« Nostra Signora della Cristianità – Italie » est un pèlerinage annuel de Rome à Subiaco (91km), en passant par Castel Gandolfo, organisé par un groupe de fidèles laïcs, indépendant de toute institution, communauté ou organisation religieuse.
Le pèlerinage partira de la basilique papale Sainte-Marie-Majeure, construite à la demande de la Vierge Marie elle-même, qui était apparue en rêve au pape Libère pour lui suggérer de l’ériger à un endroit qui lui serait miraculeusement indiqué. C’est ainsi que, le 5 août, une chute de neige inhabituelle recouvrit de blanc la colline romaine de l’Esquilin, permettant au pape Libère de tracer le périmètre de la nouvelle basilique.

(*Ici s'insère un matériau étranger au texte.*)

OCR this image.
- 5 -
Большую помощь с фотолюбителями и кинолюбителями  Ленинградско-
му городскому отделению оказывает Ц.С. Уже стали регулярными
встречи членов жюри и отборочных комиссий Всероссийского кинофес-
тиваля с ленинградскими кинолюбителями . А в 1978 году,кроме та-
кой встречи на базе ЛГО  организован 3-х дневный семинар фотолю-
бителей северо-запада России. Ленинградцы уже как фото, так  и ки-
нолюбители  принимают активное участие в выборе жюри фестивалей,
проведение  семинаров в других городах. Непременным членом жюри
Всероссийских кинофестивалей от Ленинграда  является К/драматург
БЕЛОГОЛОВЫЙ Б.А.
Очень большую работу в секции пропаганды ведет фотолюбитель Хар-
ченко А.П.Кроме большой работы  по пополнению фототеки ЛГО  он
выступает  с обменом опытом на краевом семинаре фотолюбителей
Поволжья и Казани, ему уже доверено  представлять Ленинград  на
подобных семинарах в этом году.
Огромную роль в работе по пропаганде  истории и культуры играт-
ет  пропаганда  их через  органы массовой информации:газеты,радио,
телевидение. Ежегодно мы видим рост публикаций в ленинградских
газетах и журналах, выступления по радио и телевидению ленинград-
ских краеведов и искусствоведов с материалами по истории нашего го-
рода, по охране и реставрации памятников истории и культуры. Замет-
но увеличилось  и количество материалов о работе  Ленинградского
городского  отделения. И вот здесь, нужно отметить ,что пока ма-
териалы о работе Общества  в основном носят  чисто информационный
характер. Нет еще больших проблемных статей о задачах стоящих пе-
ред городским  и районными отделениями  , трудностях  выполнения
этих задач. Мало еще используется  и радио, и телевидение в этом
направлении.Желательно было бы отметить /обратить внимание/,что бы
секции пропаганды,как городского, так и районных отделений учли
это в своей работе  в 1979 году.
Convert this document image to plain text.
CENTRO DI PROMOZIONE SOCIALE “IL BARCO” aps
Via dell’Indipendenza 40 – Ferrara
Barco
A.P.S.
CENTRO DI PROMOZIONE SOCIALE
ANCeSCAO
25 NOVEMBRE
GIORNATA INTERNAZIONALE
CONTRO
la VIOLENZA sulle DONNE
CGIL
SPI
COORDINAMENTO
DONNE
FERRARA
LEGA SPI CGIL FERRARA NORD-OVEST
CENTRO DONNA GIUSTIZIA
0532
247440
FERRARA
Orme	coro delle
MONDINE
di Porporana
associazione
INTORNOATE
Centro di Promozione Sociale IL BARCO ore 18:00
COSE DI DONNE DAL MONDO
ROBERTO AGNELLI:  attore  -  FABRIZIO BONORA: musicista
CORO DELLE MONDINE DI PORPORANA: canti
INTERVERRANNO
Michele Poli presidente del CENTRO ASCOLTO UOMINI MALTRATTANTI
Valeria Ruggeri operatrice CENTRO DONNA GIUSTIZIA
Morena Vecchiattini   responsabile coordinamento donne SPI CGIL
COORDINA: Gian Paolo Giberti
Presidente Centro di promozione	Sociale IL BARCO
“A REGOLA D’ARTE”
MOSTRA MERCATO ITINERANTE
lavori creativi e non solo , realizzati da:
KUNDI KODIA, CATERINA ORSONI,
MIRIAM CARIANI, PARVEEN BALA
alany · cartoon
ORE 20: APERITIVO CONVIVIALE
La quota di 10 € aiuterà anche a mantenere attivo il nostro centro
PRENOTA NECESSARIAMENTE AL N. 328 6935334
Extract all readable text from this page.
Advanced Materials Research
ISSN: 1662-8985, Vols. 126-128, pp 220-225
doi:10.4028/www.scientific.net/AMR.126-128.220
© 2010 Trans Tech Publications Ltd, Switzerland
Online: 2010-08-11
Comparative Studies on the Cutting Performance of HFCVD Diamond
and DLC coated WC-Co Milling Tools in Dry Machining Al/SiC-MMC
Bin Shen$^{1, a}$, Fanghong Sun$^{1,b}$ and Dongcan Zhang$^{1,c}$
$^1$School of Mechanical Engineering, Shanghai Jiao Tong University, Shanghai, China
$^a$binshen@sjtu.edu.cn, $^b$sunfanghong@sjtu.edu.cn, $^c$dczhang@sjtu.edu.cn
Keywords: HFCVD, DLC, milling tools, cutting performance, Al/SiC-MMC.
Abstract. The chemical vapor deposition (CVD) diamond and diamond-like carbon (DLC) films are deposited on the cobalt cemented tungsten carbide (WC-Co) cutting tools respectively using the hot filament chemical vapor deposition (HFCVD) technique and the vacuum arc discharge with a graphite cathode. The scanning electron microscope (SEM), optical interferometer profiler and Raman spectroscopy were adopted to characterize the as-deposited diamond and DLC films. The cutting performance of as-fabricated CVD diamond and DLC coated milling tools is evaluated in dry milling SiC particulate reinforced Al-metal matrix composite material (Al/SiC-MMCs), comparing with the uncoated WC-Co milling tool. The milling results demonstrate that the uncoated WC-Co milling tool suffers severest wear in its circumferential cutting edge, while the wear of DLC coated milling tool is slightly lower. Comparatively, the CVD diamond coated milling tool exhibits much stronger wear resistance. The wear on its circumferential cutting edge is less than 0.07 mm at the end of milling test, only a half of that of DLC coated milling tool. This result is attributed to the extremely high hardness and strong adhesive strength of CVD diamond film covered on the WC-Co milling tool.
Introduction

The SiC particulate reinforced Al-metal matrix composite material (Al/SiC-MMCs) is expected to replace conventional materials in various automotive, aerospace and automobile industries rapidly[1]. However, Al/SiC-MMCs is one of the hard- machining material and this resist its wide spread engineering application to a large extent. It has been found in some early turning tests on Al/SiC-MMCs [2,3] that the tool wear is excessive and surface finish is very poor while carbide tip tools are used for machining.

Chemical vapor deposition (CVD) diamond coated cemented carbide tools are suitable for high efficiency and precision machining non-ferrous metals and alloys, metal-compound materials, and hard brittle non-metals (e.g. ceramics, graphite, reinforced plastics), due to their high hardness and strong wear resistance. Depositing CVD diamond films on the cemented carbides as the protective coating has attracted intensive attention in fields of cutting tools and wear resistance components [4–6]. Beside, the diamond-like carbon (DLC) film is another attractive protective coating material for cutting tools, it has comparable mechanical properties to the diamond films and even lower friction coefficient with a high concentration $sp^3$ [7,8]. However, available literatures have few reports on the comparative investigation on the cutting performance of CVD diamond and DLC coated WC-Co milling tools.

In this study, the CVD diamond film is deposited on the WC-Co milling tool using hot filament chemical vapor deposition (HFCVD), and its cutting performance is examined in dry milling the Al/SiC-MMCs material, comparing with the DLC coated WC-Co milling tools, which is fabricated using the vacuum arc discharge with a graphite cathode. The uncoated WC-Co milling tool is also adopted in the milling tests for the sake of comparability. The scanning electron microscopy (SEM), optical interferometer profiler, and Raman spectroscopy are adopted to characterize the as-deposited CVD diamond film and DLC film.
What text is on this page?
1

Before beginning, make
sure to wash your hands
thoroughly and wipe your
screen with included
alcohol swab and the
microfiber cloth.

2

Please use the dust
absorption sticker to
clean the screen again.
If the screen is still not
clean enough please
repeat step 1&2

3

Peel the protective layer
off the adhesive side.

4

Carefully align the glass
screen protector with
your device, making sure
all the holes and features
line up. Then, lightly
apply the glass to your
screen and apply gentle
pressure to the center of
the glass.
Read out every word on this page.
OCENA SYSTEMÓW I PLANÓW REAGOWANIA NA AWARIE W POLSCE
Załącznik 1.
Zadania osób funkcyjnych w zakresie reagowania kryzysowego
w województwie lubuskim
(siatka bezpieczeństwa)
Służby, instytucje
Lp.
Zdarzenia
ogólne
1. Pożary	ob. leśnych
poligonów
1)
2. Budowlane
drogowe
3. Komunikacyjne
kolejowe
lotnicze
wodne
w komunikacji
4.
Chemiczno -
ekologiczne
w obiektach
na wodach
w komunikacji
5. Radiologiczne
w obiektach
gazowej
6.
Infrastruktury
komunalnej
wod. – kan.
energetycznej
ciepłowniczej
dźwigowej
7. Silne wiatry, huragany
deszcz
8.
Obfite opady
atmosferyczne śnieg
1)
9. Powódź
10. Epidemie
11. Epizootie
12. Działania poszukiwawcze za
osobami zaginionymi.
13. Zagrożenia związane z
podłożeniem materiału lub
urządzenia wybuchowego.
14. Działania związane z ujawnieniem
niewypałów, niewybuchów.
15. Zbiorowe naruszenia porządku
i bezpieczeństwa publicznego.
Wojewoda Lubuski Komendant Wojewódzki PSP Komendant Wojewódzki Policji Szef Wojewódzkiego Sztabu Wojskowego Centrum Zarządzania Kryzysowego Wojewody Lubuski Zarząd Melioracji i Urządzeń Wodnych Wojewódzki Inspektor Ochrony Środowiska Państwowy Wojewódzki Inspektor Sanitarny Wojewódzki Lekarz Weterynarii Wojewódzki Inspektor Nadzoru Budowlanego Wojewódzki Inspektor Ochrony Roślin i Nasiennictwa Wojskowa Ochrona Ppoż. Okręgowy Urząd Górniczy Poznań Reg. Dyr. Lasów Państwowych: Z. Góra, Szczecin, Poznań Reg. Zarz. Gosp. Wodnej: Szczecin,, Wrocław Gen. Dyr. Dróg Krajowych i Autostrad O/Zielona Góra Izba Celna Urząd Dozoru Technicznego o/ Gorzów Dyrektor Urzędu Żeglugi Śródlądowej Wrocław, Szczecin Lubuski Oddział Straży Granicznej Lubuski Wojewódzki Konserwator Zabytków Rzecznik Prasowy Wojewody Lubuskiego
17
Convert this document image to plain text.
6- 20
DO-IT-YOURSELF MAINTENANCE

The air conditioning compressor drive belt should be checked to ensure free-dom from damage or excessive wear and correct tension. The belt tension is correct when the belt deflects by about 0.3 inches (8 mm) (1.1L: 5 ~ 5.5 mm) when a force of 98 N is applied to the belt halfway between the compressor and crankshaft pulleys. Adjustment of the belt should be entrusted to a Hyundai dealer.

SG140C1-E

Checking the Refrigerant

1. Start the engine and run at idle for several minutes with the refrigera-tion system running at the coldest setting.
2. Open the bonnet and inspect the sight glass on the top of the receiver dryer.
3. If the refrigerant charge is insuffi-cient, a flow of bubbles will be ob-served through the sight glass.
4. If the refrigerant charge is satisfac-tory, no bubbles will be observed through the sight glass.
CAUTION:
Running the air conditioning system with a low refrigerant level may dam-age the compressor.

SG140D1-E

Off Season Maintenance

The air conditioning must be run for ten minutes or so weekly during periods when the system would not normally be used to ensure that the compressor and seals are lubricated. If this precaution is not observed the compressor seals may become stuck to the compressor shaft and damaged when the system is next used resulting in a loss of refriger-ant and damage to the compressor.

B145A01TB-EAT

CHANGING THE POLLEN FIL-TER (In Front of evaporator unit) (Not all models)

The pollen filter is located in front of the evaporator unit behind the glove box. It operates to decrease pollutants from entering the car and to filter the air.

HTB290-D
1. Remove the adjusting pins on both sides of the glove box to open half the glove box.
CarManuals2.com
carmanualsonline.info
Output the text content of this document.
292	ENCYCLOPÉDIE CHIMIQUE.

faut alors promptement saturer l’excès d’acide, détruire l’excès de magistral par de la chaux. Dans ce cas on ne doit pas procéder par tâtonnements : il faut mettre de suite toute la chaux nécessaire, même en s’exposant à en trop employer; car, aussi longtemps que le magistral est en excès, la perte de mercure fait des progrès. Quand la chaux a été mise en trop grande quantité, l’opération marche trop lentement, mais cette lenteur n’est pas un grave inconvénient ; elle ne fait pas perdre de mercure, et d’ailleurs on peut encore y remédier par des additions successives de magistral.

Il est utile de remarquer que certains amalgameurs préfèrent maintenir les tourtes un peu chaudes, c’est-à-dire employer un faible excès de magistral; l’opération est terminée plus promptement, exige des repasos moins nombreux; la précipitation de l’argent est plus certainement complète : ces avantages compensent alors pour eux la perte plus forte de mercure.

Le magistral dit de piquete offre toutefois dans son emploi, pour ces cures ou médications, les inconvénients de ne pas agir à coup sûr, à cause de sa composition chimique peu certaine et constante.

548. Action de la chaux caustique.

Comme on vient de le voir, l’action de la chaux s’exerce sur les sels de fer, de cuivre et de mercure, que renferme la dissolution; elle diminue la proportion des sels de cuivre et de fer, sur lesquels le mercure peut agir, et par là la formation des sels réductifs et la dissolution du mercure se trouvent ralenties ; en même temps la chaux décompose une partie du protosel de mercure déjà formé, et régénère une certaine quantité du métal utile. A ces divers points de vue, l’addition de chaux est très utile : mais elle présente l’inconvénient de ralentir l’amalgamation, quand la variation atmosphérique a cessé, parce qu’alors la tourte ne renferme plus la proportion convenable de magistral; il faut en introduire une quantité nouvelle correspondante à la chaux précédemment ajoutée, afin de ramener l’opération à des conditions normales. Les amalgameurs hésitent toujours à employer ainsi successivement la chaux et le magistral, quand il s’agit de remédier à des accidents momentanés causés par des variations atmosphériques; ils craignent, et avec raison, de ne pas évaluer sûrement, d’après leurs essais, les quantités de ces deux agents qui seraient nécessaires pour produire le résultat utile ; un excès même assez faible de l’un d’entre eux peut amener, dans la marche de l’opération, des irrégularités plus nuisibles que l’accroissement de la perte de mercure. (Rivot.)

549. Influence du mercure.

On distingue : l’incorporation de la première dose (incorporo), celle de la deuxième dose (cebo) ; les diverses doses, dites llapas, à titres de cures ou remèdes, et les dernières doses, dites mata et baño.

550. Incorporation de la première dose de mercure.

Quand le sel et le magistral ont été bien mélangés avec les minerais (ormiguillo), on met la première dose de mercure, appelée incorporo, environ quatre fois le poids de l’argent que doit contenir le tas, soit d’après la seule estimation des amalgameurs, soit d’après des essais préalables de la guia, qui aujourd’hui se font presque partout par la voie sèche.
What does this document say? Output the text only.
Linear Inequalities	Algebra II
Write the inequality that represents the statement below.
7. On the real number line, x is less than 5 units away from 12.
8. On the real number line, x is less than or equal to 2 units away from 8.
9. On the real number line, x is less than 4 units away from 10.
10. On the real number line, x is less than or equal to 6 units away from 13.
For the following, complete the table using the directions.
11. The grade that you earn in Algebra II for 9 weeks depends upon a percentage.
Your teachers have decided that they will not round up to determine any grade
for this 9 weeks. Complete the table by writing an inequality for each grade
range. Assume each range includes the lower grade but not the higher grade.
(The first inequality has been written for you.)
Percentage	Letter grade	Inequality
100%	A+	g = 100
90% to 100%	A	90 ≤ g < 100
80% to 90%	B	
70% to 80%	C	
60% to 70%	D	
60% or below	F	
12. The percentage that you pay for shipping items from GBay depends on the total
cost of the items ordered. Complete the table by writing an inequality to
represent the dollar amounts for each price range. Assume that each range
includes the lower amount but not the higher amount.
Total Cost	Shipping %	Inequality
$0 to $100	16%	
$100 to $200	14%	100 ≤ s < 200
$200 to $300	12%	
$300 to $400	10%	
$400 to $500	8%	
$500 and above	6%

Le parcours traversera ensuite la Via Appia Antica, classée au patrimoine mondial de l’humanité. Au début de cette voie se trouve l’église « Quo Vadis », qui tire son nom du témoignage oral selon lequel l’apôtre Pierre, fuyant la ville pour échapper au martyre, rencontre Jésus à qui il adresse les paroles suivantes : « Domine, quo vadis ? (Seigneur, où vas-tu ?) » et le Seigneur répondit : « Venio Romam iterum crucifigi (Je viens à Rome pour être crucifié à nouveau) ». Pierre, comprenant le reproche, fait demi-tour pour affronter son destin et Jésus disparaît, mais, en disparaissant, il laisse ses empreintes sur la route. En témoignage de cet événement, à l’intérieur de l’église se trouve une pierre portant les empreintes « de ses pieds sacrés », celles laissées par Jésus à l’endroit où se dresse aujourd’hui l’église. La pierre est en réalité une copie : l’original est en effet conservé dans la basilique Saint-Sébastien. C’est de cet épisode que dérive le deuxième nom sous lequel l’église est connue : Santa Maria « in Palmis ».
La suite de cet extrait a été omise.